Hosokawa souhaitait maintenir la productivité en éliminant toute forme de démotivation, de manque de visibilité, de mécontentement lié au travail, et de désengagement dans la résolution de problèmes au sein des effectifs principaux (de plus de 40 ans en moyenne). En quête de moyens de dynamiser ses employés en leur offrant un aperçu de l’avenir, la direction espérait que la voie du mentorat inversé aurait des effets positifs dans toute l’entreprise”, mais rien n’était gagné d’avance.
Bien qu’il puisse sembler contre nature, le tutorat inversé offre des avantages connus depuis longtemps. Il se démocratisa dans les années 70 par le biais de l’ancien PDG de GE, Jack Welch, qui avait demandé à 500 cadres supérieurs de l’entreprise de se tourner vers leurs jeunes collaborateurs en mesure de leur apprendre à utiliser Internet.
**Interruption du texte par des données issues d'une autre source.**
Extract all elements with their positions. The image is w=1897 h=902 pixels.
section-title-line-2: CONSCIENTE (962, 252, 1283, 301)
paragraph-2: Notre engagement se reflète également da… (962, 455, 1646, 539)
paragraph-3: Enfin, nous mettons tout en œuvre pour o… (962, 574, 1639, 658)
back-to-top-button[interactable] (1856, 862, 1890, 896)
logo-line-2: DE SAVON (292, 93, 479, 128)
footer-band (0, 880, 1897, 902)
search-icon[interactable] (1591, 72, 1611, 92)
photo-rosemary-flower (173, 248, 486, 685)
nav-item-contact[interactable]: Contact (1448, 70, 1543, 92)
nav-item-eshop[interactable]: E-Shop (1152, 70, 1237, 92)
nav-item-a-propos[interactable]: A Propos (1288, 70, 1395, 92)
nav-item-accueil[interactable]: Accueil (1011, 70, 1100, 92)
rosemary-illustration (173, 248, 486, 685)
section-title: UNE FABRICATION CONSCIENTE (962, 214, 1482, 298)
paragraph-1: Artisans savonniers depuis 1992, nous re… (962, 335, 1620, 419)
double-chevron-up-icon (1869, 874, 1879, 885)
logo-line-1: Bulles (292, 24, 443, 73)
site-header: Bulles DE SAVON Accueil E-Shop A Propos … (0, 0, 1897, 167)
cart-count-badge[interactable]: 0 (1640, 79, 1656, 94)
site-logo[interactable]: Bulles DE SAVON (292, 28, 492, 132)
Au cours du mandat de Jack Welch chez GE, la valorisation de la société avait augmenté de 4 000 %. La méthode semblait valoir le coup.
Via le programme de tutorat inversé, Hosokawa forme des binômes au sein desquels les collaborateurs les plus âgés (jusqu’à 65 ans) apprennent aux plus jeunes à évoluer dans leur environnement de travail et à communiquer avec leurs interlocuteurs, tandis que les plus jeunes apprennent à leurs collègues plus âgés à utiliser la technologie pour surmonter leurs difficultés.
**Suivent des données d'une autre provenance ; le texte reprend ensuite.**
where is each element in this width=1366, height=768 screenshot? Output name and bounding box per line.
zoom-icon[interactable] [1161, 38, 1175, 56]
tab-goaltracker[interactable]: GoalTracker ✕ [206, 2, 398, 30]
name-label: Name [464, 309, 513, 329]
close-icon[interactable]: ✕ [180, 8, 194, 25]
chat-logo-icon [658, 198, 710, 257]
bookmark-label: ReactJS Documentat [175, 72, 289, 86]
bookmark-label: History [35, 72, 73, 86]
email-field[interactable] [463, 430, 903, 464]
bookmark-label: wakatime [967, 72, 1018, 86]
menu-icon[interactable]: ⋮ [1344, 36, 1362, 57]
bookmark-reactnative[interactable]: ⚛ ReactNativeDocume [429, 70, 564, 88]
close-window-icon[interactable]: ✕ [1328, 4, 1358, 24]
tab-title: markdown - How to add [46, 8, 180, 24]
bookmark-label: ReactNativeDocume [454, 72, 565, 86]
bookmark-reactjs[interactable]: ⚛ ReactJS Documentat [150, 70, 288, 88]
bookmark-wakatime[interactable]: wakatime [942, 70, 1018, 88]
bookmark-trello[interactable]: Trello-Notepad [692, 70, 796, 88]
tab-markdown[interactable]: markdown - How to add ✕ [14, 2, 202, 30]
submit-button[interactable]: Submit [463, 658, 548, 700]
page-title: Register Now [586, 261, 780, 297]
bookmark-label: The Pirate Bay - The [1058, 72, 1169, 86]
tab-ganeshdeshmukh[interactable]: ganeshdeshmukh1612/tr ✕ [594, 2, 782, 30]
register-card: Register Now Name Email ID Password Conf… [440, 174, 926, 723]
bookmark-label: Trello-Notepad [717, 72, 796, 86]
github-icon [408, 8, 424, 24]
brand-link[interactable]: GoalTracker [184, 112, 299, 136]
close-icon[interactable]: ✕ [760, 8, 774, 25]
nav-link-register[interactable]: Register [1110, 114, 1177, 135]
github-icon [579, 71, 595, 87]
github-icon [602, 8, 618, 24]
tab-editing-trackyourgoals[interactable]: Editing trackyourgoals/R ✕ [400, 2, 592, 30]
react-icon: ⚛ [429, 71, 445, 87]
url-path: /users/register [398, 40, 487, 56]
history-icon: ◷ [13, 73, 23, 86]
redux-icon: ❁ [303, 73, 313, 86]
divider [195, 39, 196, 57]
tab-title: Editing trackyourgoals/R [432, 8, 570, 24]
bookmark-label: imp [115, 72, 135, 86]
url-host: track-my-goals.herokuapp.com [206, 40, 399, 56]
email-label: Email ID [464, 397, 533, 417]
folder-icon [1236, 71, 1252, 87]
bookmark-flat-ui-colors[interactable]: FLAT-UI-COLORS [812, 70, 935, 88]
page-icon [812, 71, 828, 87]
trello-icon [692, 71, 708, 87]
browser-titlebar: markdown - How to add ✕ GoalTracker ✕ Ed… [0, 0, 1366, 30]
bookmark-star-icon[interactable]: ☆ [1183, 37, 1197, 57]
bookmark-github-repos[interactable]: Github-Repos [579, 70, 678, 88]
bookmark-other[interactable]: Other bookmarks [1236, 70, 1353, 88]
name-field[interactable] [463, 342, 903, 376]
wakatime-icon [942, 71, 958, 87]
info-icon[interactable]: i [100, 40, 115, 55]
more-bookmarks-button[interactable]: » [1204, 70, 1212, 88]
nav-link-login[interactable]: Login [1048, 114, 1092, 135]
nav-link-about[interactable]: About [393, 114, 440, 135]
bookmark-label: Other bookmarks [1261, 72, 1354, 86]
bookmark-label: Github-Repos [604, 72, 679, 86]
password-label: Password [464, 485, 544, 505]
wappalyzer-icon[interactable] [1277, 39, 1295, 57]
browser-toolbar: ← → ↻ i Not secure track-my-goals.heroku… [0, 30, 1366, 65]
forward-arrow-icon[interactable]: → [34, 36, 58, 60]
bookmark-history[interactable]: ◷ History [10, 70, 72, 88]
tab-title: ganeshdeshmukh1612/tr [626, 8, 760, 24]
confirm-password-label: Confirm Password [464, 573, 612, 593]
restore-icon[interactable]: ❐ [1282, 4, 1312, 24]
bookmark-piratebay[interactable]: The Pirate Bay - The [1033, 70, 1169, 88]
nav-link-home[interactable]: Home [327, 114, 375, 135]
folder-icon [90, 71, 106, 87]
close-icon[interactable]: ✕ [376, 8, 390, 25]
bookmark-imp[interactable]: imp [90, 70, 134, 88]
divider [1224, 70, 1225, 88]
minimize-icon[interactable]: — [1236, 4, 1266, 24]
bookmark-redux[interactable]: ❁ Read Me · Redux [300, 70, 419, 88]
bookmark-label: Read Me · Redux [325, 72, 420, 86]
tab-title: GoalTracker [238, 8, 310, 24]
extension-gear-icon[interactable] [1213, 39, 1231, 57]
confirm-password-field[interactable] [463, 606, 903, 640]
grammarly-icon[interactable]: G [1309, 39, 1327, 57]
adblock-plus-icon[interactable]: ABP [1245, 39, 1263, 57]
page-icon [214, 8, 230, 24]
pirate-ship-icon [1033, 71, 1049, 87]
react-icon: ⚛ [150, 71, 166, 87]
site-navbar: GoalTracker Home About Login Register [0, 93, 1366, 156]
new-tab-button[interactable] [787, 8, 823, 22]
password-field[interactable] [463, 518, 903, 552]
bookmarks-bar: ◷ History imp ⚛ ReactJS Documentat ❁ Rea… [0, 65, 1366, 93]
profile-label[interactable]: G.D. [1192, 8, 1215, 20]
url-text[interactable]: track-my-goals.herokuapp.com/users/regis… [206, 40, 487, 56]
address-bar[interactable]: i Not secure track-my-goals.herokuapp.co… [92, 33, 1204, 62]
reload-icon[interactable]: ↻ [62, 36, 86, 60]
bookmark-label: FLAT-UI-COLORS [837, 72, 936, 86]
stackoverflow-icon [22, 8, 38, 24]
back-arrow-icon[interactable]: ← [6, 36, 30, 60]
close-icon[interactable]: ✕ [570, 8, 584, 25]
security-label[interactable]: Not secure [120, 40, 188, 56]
Faire tomber les barrières perçues
Selon Iain Crosley, les jeunes tuteurs ne percevaient pas les obstacles de leurs collègues plus âgés comme des problèmes, s’attendant par ailleurs à trouver rapidement les réponses sur Internet. Bien que la génération Y soir souvent critiquée pour sa capacité d’attention limitée et sa tendance à faire plusieurs choses en même temps, Hosokawa considère ces « défauts » comme des compétences précieuses. A l’inverse, il est souvent difficile dans l’industrie de convaincre les employés d’adopter les nouvelles technologies.
« Lors des phases de conception industrielle, ils ont des remarques telles que “Pourquoi ne fais-tu pas plus de conception dans Autodesk Inventor et n’ajoutes-tu pas plus de détails ? “, ajoute Iain Crosley. “Pourquoi ne changes-tu pas un peu les méthodes que tu as toujours appliqué ?” Les plus âgés tentent de résoudre le problème en déplaçant physiquement de l’équipement, tandis qu’eux dégainent leurs iPad, dessinent et procèdent d’une manière complètement différente. »
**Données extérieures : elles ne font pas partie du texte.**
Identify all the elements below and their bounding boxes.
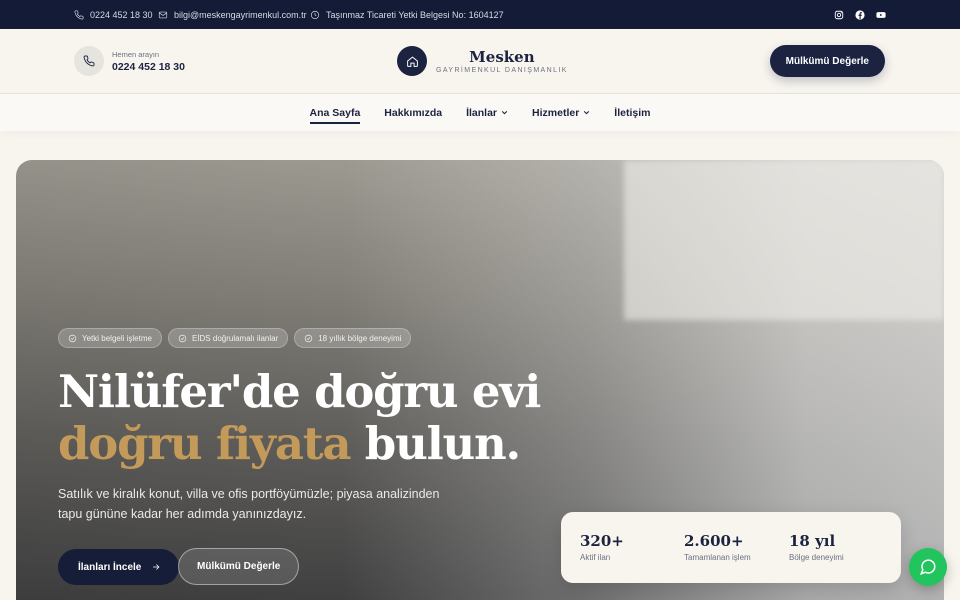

En plus de permettre aux jeunes et aux moins jeunes générations de tirer de précieuses leçons intangibles, le tutorat inversé a également amélioré l’image globale de l’entreprise. Grâce à ce programme et à sa réputation d’entreprise se démarquant des normes éculées de l’industrie, Hosokawa a pu attirer de jeunes employés.
« Nous avons constaté que ce nouvel environnement de travail influence les personnes : ils essaient à présent de s’impliquer dans des domaines auxquels ils ne sont pas directement liés, ajoute Iain Crosley. Les barrières perçues ont disparu. C’est vraiment une excellente source de motivation pour les employés. »
De l’eau au moulin du tutorat inversé
Pour illustrer la stratégie de tutorat inversé d’Hosokawa, Iain Crosley évoque le projet de construction d’un nouveau moulin à partir de plans existants. Le projet nécessitait une solution collaborative afin de construire la meilleure machine possible dans les temps et dans le budget impartis.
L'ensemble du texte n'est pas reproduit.